Hugh Beringar watched the girl pass by, her hand submissive in the broad brown hand that clasped it, her eyes cast down, her small, gentle face with its disproportionately large and noble brow tired and sad now that she had done her errand faithfully. From outside the royal tent he had heard every word. She looked now as if she might melt into tears at any moment, like a little girl after a formal ordeal, a child-bride dressed up to advertise her riches or her lineage, and then as briskly dismissed to the nursery when the transaction was assured. The king’s officer walked delicately beside her, like a conqueror conquered, and no wonder.

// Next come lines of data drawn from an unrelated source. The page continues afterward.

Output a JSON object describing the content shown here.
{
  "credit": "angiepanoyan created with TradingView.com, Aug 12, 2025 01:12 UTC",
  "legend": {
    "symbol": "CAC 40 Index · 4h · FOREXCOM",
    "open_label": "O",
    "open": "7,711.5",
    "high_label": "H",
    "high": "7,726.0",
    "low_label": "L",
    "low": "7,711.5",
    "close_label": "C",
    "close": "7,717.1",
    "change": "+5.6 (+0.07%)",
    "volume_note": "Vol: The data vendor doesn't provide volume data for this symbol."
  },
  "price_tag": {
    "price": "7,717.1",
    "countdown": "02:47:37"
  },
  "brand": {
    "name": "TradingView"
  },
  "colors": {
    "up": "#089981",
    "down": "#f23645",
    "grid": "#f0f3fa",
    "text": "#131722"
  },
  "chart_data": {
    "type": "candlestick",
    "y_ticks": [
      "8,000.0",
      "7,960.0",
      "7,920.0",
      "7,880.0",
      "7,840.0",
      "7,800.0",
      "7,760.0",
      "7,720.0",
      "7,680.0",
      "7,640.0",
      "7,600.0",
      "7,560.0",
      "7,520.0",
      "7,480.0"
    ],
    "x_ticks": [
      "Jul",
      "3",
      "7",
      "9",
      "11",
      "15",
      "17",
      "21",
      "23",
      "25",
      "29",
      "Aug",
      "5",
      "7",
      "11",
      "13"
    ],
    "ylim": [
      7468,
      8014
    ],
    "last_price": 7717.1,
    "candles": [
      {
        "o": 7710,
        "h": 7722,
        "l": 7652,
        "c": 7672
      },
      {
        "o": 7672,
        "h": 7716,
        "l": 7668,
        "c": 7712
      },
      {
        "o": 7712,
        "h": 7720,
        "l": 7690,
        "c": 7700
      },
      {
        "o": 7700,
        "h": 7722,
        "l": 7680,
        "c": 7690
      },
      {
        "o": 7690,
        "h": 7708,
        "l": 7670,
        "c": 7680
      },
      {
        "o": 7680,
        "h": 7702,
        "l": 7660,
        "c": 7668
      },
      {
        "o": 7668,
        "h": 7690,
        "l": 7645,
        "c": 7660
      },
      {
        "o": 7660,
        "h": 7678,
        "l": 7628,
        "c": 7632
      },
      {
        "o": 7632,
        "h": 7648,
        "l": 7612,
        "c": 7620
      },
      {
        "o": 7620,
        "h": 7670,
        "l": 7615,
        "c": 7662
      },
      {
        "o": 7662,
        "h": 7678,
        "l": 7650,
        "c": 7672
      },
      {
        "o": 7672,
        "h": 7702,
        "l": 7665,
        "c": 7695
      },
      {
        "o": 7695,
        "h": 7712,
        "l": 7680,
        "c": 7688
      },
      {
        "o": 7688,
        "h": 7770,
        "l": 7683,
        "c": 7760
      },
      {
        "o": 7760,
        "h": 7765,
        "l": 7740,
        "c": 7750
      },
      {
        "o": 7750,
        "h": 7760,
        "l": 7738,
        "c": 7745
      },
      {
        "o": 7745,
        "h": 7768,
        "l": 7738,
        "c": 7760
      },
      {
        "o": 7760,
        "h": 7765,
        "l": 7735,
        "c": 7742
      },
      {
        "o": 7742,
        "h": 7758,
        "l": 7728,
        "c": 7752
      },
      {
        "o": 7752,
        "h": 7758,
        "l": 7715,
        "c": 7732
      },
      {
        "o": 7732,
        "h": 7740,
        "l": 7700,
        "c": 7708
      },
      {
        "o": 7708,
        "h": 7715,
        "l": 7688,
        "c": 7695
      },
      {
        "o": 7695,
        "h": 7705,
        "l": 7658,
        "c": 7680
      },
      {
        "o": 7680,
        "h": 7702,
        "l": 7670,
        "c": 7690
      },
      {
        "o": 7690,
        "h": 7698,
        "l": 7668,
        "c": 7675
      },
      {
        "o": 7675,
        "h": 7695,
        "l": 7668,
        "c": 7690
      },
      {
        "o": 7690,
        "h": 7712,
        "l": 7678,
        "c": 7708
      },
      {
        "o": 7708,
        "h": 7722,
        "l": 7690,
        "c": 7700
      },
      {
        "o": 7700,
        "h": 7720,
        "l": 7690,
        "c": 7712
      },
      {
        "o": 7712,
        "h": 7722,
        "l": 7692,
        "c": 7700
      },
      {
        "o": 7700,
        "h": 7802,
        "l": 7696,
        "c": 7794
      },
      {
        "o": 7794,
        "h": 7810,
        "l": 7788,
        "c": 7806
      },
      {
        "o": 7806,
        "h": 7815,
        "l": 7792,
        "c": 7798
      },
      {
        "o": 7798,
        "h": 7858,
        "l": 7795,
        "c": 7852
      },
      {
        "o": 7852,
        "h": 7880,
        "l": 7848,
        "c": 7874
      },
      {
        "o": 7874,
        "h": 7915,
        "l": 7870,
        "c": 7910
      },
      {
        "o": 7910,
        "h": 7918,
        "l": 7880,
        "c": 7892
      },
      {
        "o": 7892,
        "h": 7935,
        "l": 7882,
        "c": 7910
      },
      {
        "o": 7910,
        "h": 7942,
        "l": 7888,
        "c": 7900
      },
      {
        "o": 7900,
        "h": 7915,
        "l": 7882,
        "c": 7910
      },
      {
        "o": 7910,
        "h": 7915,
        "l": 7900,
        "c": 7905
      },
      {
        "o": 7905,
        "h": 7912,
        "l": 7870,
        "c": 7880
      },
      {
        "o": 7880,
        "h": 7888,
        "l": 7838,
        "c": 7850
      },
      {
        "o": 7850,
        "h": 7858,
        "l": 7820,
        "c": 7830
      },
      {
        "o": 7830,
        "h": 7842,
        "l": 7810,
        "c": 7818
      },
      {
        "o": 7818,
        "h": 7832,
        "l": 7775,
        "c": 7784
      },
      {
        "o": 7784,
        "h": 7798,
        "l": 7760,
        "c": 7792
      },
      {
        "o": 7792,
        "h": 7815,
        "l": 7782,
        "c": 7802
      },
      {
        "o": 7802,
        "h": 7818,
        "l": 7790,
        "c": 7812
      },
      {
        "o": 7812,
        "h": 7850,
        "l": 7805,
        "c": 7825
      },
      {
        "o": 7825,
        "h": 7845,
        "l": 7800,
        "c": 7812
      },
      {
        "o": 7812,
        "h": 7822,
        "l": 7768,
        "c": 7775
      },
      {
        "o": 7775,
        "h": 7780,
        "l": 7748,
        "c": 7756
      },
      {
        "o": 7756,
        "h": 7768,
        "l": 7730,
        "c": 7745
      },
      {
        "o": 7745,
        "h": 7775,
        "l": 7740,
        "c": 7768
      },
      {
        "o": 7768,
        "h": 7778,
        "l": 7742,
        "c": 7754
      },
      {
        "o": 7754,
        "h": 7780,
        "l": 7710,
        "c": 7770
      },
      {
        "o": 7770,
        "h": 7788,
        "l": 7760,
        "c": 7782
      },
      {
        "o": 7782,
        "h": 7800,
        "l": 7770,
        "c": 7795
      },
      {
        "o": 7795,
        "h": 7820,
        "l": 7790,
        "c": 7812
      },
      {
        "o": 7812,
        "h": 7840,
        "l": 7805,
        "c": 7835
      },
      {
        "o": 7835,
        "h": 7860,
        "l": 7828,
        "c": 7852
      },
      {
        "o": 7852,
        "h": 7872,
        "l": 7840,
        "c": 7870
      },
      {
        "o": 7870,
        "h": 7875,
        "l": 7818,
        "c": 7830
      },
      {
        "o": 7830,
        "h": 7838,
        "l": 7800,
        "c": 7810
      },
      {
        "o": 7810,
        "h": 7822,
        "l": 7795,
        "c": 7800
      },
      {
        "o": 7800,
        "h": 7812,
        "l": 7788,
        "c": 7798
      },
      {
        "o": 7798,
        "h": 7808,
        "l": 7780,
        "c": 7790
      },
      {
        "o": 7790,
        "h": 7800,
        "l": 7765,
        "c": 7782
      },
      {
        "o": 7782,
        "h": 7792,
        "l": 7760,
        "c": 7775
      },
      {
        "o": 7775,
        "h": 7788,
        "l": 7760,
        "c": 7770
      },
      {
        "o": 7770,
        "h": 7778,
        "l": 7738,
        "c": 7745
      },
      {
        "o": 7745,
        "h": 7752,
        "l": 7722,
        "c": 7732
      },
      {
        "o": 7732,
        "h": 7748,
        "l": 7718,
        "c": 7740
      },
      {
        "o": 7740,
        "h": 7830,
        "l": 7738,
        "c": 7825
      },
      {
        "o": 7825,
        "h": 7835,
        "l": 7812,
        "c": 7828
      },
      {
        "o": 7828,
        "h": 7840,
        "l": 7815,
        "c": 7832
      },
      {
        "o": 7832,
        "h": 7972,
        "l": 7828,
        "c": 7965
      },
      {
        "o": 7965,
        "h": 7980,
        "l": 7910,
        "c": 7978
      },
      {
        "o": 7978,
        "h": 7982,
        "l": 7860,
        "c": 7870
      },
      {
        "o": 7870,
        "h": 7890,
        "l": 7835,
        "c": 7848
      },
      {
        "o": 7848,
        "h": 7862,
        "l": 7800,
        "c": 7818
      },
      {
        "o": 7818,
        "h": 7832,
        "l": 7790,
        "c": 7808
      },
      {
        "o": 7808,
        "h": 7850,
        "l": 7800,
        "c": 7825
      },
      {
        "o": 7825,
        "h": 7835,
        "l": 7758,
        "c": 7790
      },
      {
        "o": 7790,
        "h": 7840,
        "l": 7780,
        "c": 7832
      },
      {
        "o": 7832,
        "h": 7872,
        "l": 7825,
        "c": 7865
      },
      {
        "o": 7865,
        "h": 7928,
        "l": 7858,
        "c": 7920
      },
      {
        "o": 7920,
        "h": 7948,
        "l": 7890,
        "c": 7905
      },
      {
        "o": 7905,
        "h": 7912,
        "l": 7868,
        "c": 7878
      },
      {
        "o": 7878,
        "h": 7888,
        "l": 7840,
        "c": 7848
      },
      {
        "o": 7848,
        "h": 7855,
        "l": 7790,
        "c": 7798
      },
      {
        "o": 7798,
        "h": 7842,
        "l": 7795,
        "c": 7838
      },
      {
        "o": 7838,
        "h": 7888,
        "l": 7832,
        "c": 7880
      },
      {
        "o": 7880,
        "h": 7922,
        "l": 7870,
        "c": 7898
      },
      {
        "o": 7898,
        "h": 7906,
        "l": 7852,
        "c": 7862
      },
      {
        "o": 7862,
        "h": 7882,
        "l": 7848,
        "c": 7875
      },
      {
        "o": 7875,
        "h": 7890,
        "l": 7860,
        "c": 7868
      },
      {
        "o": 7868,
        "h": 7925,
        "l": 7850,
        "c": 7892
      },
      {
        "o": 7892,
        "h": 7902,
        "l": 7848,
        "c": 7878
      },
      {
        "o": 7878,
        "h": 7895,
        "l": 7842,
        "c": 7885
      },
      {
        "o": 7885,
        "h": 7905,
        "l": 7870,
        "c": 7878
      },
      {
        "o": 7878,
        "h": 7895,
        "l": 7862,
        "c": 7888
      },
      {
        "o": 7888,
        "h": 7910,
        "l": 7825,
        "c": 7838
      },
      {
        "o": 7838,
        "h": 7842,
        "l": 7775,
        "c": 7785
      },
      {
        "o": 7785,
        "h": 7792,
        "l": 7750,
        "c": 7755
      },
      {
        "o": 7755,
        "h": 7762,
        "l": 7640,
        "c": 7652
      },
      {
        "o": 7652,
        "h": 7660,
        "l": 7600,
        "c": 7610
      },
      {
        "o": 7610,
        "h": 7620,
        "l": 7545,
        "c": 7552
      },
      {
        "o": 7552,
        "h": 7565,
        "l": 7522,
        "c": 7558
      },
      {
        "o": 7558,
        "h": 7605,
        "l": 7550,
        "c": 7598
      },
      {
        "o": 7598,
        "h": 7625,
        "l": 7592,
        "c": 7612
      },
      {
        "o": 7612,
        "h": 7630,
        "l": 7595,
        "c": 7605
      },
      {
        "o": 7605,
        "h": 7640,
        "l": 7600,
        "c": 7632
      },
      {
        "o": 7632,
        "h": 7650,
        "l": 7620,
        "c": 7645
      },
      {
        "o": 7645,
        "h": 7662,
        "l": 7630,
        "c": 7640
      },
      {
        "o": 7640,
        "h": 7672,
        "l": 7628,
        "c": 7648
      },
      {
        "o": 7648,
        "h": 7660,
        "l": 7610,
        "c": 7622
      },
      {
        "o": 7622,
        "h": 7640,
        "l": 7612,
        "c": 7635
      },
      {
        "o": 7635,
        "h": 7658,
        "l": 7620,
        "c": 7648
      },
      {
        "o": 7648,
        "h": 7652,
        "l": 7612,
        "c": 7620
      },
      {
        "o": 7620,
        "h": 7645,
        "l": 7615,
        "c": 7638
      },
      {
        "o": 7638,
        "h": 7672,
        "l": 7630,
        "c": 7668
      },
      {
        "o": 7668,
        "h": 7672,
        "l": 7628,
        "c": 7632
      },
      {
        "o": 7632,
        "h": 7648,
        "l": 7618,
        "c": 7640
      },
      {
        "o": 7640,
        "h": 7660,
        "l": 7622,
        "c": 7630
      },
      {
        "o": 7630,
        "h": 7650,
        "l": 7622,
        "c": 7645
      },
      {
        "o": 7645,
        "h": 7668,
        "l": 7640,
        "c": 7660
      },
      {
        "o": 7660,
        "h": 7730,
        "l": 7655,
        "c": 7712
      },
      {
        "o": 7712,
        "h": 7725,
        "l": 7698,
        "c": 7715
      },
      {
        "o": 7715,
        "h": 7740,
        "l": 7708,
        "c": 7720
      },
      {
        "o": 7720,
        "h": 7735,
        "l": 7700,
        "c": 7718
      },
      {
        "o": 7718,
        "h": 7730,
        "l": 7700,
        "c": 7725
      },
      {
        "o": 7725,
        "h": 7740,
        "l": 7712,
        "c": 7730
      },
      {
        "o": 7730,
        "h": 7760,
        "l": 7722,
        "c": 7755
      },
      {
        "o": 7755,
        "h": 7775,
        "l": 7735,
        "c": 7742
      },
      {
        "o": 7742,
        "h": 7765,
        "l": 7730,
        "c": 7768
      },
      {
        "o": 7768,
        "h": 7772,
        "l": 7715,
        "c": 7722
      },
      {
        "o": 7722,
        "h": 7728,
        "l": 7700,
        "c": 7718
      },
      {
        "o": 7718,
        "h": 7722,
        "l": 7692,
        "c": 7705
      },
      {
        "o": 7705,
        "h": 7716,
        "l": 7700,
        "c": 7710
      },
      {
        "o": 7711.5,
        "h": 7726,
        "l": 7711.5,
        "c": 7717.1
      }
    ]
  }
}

“Come, the lord king waits,” said the guttural voice of Willem Ten Heyt in his ear, and he turned and ducked his head beneath the awning of the tent. The comparative dimness within veiled the large, fair presence of the king.
“I am here, my liege,” said Hugh Beringar, and made his obeisance. “Hugh Beringar of Maesbury, at your Grace’s service with all that I hold. My muster is not great, six knights and some fifty men-at-arms, but half of them bowmen, and skilled. And all are yours.”